Movement caught my attention and I looked back up at the TV. Taylor leisurely pushed his janitor cart down a hall on another screen. He passed nurses and doctors who pretended not to notice him as he walked past. Meanwhile, Aaron and Charlie scampered and hid avoiding the same nurses and doctors until they finally met Taylor. I did not see him stop, but I guessed the boys had gotten inside because he looped around pretending to finish his errand and started to come back here.
He made it back safely and as soon as the door was closed behind him, Charlie and Aaron spilled out of the cart.
“Good gracious Aaron you could have gotten your foot out of my mouth a little sooner. Gross.” Charlie said spitting on the floor. Aaron changed out of his furrier form and ignored Charlie.
“Well that was fairly easy.” He said with his usual smile.
“Yeah, meaning you should go while it's still just as easy.” Taylor said opening a door hidden behind the multi-colored wires hanging along the wall. “So hurry up and move.”
“Hold on a minute,” Charlie ordered and Aaron and I stopped moving. “They put a tag on Liela and if we leave now they'll either detonate it or just follow us through that. You've got to take it out first before we go anywhere.” He told Taylor. I admit that I stopped listening at that point, my mind was stuck on the word detonate right then.
“Now?” Taylor asked incredulously. “We don't have time right now. You have to leave. If they find this place they'll put two and two together and figure out that I let you out. Then not only will I get in trouble but so will Cal and your family.”
Charlie thought about that and I took advantage of his momentary quiet.
“Don't I get a say in this?” I asked my voice high pitched because of my fright. I swear Charlie and Aaron looked at me like I had grown another head, or learned a new language in two hours, but that's beside the point.
“She speaks!” Aaron cried throwing up his hands. “English!”
“How long have you been able to do that Liela?” Charlie asked suspiciously.

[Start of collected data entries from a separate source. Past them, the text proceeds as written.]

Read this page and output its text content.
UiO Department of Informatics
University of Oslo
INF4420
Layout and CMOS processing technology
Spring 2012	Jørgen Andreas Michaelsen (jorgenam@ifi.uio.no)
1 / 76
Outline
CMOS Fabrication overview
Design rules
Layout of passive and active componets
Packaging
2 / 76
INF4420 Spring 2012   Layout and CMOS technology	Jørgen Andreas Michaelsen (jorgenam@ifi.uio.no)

I thought about it. “About thirty minutes, now what's this about an explosive in me?” I noticed in horror that my accent was completely gone, but pushed it aside at the thought of boom.
“That's what they put in your arm.” Charlie explained pointing to the bandage. “It's a tracking device as well so we've got to get it out before we go anywhere.” He turned back on Taylor who was staring stubbornly down at Charlie with a `heck no' look on his face.
“No.” He said.
“But Tay-”
“NO.”
“Please?” I cut in starting to panic. “I don't want to explode.” I said pitifully as tears started to leak out of my eyes. Traitors I thought. I had not cried since my parents died. I guess my own death was having the same effect as theirs.
Taylor held that stubborn look for another second before it crashed and he sighed. “Fine,” He said hotly pointing to another partially hidden door. “Get in there. Aaron, I'm going to need you to go snatch some more bandages from the supply room. You're going to need some on your trip.”